Sometimes people slide from a productive member of society to celery status gradually. At one time they were the hottest thing around, and then, without quite knowing how or when, they find themselves throwing fits while standing outside the velvet ropes at some posh nightclub, usually wearing clothes a decade or so too young for themselves, screaming "I'm [INSERT NAME HERE], damnit!" while his or her assistant tries to minimize the damage to the dwindling status of the faded celebrity's name.
This was to be the fate of Orenthal, before he decided to get his sunglasses back. After that fateful night, he dove headfirst into Celeryville.
Many of you may not remember OJ in his prime as a football player. He was an incredible running back. I'm a Steelers fan, but I grew up about 100 miles from Buffalo, and I watched him play football quite a bit. His first three years were unremarkable because of the horrible offensive line he was behind, but then they drafted a few pulling guards, and his season-long yardage totals went from less than 700 in 1971, to a then-record 2,oo3 yards in 1973.
Look at this shot. Look at which way his shoulders are pointed. Pretty much straight towards the line of scrimmage. Now look at
his hips. Look at where his feet are going. A split second before this was snapped, i guarantee those toes were aimed right at the photographer. How could you tackle that?
This was true OJ--no matter how hard you tried to tackle him, he always seemed to be able to get away. He wasn't the fastest, or the strongest, or even the most elusive. He was enough of all three that you couldn't pull him down.
He was just as elusive twenty-four years later.
After football, he was the perfect corporate shill, selling his athletic abilities for Hertz Rent-A-Cars, sprinting through the terminals in a way that would be sure to get him a few rubber bullets into the small of his back today. Go, OJ! Go!

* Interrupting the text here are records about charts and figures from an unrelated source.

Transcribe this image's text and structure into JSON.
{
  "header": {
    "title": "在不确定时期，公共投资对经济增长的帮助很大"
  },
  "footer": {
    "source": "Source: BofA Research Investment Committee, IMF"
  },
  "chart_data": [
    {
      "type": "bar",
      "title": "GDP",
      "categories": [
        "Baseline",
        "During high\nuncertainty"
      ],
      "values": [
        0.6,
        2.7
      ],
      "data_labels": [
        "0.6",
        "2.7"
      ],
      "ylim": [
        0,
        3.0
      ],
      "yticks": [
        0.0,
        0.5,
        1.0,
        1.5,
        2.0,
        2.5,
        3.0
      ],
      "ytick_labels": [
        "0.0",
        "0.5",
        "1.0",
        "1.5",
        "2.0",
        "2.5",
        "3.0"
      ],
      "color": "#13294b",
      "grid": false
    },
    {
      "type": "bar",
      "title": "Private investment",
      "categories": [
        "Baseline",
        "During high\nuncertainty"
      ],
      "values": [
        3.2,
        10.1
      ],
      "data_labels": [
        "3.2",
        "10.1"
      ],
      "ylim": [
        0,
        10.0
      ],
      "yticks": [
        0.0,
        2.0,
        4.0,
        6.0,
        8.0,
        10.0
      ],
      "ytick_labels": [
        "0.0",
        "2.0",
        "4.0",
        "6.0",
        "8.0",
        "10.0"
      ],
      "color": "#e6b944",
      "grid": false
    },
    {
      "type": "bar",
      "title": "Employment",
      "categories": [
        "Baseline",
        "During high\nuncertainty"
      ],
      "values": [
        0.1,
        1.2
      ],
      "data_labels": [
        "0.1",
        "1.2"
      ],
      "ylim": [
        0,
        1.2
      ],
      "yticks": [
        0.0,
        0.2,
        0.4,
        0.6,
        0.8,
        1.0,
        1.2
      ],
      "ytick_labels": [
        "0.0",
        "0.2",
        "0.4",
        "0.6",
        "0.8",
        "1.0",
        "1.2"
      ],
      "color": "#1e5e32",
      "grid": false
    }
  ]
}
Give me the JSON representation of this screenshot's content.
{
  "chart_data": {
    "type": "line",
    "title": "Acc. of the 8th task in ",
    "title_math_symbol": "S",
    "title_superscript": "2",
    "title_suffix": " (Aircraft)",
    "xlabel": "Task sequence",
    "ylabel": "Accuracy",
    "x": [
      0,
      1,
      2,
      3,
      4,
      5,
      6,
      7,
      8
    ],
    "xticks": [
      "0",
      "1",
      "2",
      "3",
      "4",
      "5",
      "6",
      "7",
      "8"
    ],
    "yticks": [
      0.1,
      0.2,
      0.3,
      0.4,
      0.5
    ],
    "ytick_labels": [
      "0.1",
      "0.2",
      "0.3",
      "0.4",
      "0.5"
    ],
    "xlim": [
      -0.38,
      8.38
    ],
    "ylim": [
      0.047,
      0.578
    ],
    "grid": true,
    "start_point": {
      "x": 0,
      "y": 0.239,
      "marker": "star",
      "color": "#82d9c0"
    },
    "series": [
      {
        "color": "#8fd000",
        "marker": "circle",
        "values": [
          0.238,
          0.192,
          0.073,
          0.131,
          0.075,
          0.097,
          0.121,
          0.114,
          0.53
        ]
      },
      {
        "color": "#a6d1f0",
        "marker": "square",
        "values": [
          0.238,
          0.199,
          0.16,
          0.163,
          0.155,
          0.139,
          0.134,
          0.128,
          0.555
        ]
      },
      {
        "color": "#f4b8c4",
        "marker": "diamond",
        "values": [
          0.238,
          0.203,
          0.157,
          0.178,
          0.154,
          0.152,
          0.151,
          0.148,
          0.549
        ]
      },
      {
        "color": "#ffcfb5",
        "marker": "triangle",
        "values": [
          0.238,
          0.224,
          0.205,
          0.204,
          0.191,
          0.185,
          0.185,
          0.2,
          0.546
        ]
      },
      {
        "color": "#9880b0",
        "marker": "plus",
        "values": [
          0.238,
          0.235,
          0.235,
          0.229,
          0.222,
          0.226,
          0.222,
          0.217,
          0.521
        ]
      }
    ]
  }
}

He also acted in a few movies not quite bad enough to be legendary, and did a quite a bit of sideline commentary for football games. Then, in 1988, he portrayed Detective Nordberg in The Naked Gun, and he enjoyed a revival of sorts with his surprisingly deft physical comedy, and he went on to appear in both sequels, each time getting the shit knocked out of him in a series of humorous episodes.
The one thing about OJ's post-football career that stands out to me is the following: he did everything he could to be safe. His entire image was predicated on the fact that he was a friendly, funny, intelligent, caring--but mostly, safe--black man.
As far as I can tell OJ Simpson did little to help other African-Americans unless they were also running backs from USC. He spent most of his public time as a spokesperson or a persona affiliated with mostly white endeavors. The neighborhood in which he lived was also a primarily white enclave. This is not to say that he wasn't proud of his African heritage. Maybe he was, maybe he wasn't. But the color he was most attracted to was green.
Perhaps it was this shallowness that drove his wife, Nicole Brown, away from him. Whatever it was, it didn't seem to sit well with OJ.
If you were alive in the mid-nineties, you know the rest. OJ used all his privilege and money to portray himeself as a poor black man, and escaped prison, but not civil judgement. Nor did he fare well in the court of public opinion, where he will forever be a pariah.
But none of this is what brings CofH status to Orenthal. It's his refusal to go quietly into that extremely expensive good night. Right after his acquital, he announced he was going to devote the rest of his life to finding the killer of his wife and Ronald Coleman. Apparently, he believes they are hiding on some golf course somewhere. Even then, had he made his obligatory statement and hid from the public, it wouldn't have mattered.
What matters is that he still pops up every damned opportunity that he can. For a long time, it seemed as if he had actually convinced himself that he was innocent. But then, he wrote a book, and was about to appear in a special, where he would tell us how he killed two people, but only hypothetically.
Of all the things written and said about OJ Simpson, I think that the most succinct and accurate statement was made by the sports radio personality Jim Rome, who said:
"Do us all a favor, OJ: Go straight to hell."
OJ Simpson: the deadliest celery of humanity.